Lucía Monzón, comunicadora del OchoyMedio
El 11 de agosto de este año, 2025, cumpliré 10 años viviendo en Ecuador y aún recuerdo qué hice un día antes de irme de Caracas.
Mitad de mi cuerpo de 13 añitos estaba arrodillado en el piso y la otra mitad estaba apoyada en mi cama rosada, mientras una de mis personas favoritas del mundo estaba a mi lado, mi primo Gabriel. Siempre lo sentí como el hermano que nunca tuve. Hasta ahora lo siento así.
Recuerdo cómo me dijo con mucho dolor “Ustedes sí son arrechas, se van a ir en mi cumpleaños y me van a dejar solo” y él no lo sabe, pero todos los 11 de agosto (su cumpleaños) pienso en ese Gabriel de 23 años. Ahora soy yo quien tiene 23 y se siente igual de sola.
Hay momentos durante la vida en el exterior que la soledad no se siente tan filosa, como cuando vas a la tienda de tu barrio y una señora muy parecida a tu tía te ofrece un “ponqué” de naranja sin lácteos ni huevos, o cuando vas al parque La Carolina y le compras un tequeñón a los chamos de la esquina de la Shyris con las Naciones Unidas.
Tampoco se siente tanto cuando estás en la fila insólitamente larga de la embajada (cuando estaba) para sacar tu pasaporte en 3 meses, 1 año, o quién sabe en cuánto tiempo, y escuchas un “coye, pana, la vaina no es así” y recuerdas que esa es la frase que más dice tu papá.
Otro momento en el que no me sentí tan sola fue viendo ‘Casas Muertas’ de Rosana Matecki. Vaya maravilla de documental.
Lo único en lo que podía pensar mientras los paisajes de mi tierra se deslizaban en la pantalla era en ‘Cien años de soledad’ de Gabo. Isabel (que en paz descanse) sumergiendo sus pies en aquella agua desconocida en la que se perdían las lágrimas derramadas por un pueblo perdido, la cúpula de la iglesia coronando el pozo y las lanchas acechándola como zamuros a la carne muerta.
Entendí el espanto de José Arcadio Buendía y de Úrsula Iguarán cuando la violencia invadió Macondo.
Es verdad que yo no me quedé, yo me fui. Me sacaron.

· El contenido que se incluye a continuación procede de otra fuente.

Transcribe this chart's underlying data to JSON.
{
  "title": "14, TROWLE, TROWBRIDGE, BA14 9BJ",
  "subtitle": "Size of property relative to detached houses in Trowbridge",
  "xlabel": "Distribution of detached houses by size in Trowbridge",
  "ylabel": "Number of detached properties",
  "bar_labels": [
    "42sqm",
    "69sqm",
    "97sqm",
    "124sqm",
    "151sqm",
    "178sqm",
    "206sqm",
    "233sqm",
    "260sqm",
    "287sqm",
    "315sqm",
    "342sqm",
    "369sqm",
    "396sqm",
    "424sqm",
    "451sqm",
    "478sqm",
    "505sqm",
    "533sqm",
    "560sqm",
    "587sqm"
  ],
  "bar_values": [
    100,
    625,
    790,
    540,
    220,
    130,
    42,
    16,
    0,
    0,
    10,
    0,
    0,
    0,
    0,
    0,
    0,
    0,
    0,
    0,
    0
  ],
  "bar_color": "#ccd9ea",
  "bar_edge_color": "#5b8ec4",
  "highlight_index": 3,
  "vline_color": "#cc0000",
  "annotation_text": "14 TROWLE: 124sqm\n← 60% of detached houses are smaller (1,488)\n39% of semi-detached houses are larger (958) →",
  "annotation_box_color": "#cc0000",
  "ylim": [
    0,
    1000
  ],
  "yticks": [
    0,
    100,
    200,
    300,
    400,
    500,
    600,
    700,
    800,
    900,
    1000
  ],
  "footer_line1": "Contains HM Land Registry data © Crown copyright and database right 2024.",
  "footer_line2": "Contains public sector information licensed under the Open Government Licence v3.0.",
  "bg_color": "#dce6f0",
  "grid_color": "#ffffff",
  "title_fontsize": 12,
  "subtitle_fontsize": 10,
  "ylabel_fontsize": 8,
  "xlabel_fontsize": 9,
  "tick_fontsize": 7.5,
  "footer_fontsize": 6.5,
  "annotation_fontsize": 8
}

Sin embargo, regreso al calor de las palmeras y guacamayas al verme en los ojos de Isabel, al imaginar el olor de los cafés de Jesús y recordar a mi mamá y a mi abuela en las mañanas, al escuchar la determinación de Darwin y leer los mensajes de mi papá que dicen: “Aquí vamos, hija”. Siento el pesar de la dictadura que me acunó viendo las lágrimas de los Pernalete.
Juan Pablo, mientras yo exista, siempre tendrás a alguien que siga tu lucha por la libertad.